With Bit Gold, Nick hoped to create an online token with the unforgeable scarcity of precious metals like gold. A distributed registry (similar to the blockchain) was required to be maintained across different servers. Transactions were required to be timestamped and digitally signed, similar to how they work in Bitcoin.
Nick Szabo was prescient about the problems with proof of work, predicting that low-cost producers would eventually make solving computational problems cheap.

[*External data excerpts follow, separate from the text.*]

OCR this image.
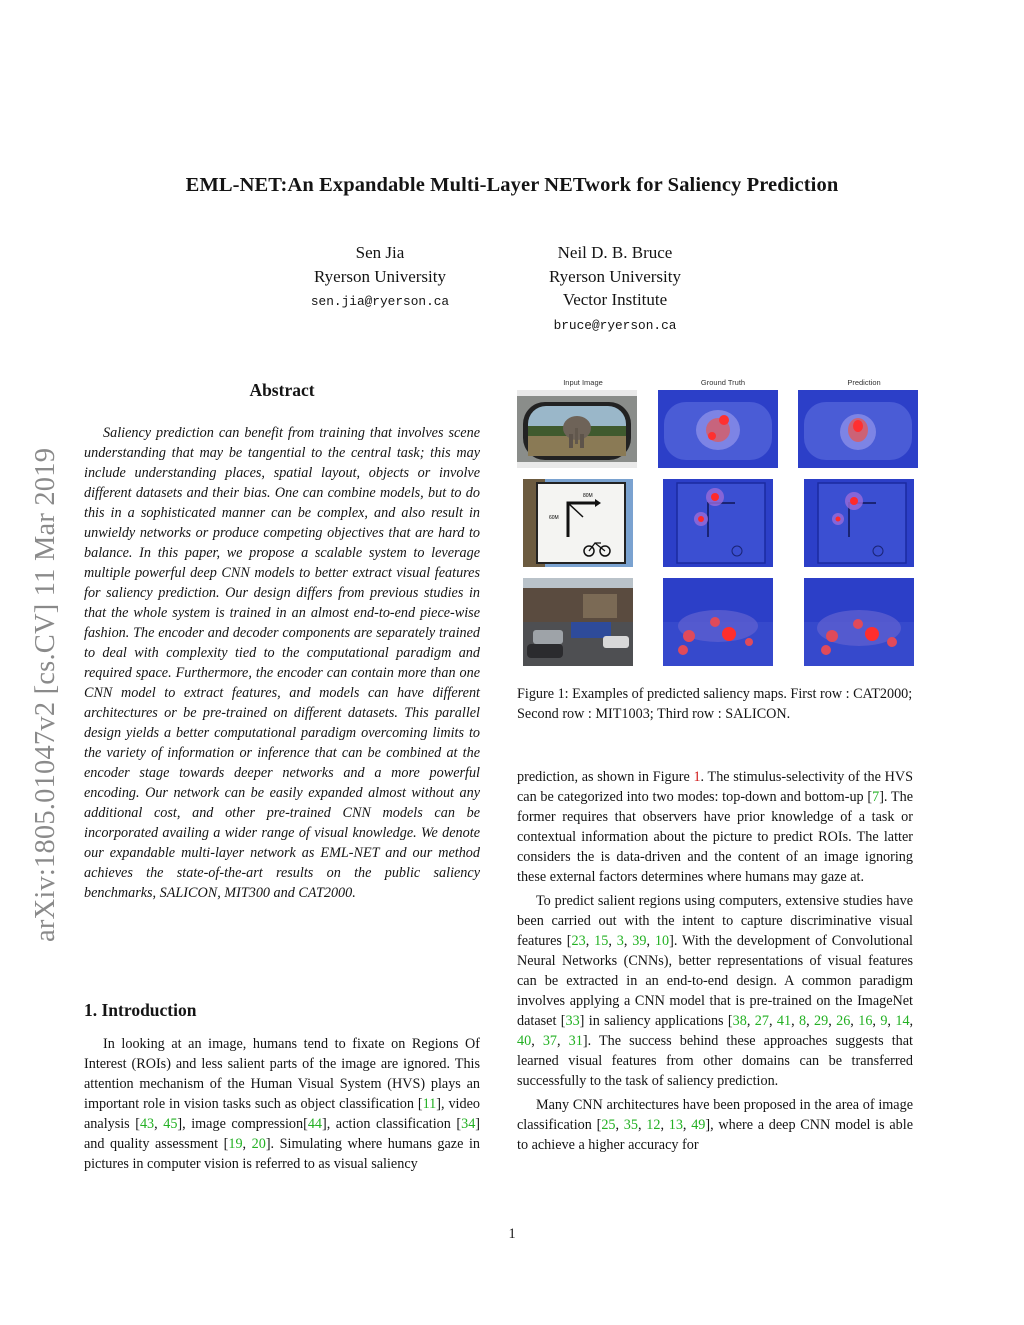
arXiv:1805.01047v2 [cs.CV] 11 Mar 2019
EML-NET:An Expandable Multi-Layer NETwork for Saliency Prediction
Sen Jia
Ryerson University
sen.jia@ryerson.ca
Neil D. B. Bruce
Ryerson University
Vector Institute
bruce@ryerson.ca
Abstract
Saliency prediction can benefit from training that involves scene understanding that may be tangential to the central task; this may include understanding places, spatial layout, objects or involve different datasets and their bias. One can combine models, but to do this in a sophisticated manner can be complex, and also result in unwieldy networks or produce competing objectives that are hard to balance. In this paper, we propose a scalable system to leverage multiple powerful deep CNN models to better extract visual features for saliency prediction. Our design differs from previous studies in that the whole system is trained in an almost end-to-end piece-wise fashion. The encoder and decoder components are separately trained to deal with complexity tied to the computational paradigm and required space. Furthermore, the encoder can contain more than one CNN model to extract features, and models can have different architectures or be pre-trained on different datasets. This parallel design yields a better computational paradigm overcoming limits to the variety of information or inference that can be combined at the encoder stage towards deeper networks and a more powerful encoding. Our network can be easily expanded almost without any additional cost, and other pre-trained CNN models can be incorporated availing a wider range of visual knowledge. We denote our expandable multi-layer network as EML-NET and our method achieves the state-of-the-art results on the public saliency benchmarks, SALICON, MIT300 and CAT2000.
1. Introduction
In looking at an image, humans tend to fixate on Regions Of Interest (ROIs) and less salient parts of the image are ignored. This attention mechanism of the Human Visual System (HVS) plays an important role in vision tasks such as object classification [11], video analysis [43, 45], image compression[44], action classification [34] and quality assessment [19, 20]. Simulating where humans gaze in pictures in computer vision is referred to as visual saliency
Input Image	Ground Truth	Prediction
80M
60M
Figure 1: Examples of predicted saliency maps. First row : CAT2000; Second row : MIT1003; Third row : SALICON.

prediction, as shown in Figure 1. The stimulus-selectivity of the HVS can be categorized into two modes: top-down and bottom-up [7]. The former requires that observers have prior knowledge of a task or contextual information about the picture to predict ROIs. The latter considers the is data-driven and the content of an image ignoring these external factors determines where humans may gaze at.

To predict salient regions using computers, extensive studies have been carried out with the intent to capture discriminative visual features [23, 15, 3, 39, 10]. With the development of Convolutional Neural Networks (CNNs), better representations of visual features can be extracted in an end-to-end design. A common paradigm involves applying a CNN model that is pre-trained on the ImageNet dataset [33] in saliency applications [38, 27, 41, 8, 29, 26, 16, 9, 14, 40, 37, 31]. The success behind these approaches suggests that learned visual features from other domains can be transferred successfully to the task of saliency prediction.

Many CNN architectures have been proposed in the area of image classification [25, 35, 12, 13, 49], where a deep CNN model is able to achieve a higher accuracy for

1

Bitcoin partially solves this by automatically adjusting the difficulty level, so that blocks are compiled at fixed intervals and the miners can’t flood the market with Bitcoins.
Bit Gold had an implementation in the form of a software code, called RPOW, developed by Hal Finney. He later became one of the pioneers of Bitcoin. Incidentally, he also received the first ever Bitcoin transaction from Satoshi Nakamoto.
Conclusion
The above list is by no means exhaustive. There were other projects that were attempted with mixed success. Cybercash, a US-based payments company, launched Cybercoin in 1996, an electronic cash system for micropayments. It forged partnerships with several banking and tech titans, but ultimately failed with the company going bankrupt in 2001.
It is obvious that Bitcoin drew a number of inspirations from the above-listed projects. Having learnt from their limitations, it appears to all the right ingredients to create a viable currency with the potential for mass adoption. However, the same was once thought of Ecash and its parent company Digicash. The company raised millions of dollars in venture capital and people believed it will one day popularize micropayments and online money.
“Will Bitcoin chart a different course and be used someday as a true medium of exchange? Will there be another successor – Vitalik’s Ethereum or something else – which will take over as the dominant force in cryptocurrencies? Or will the idea of decentralized currencies fizzle out and be relegated to financial history books as a passing fad? We will be watching this space closely!”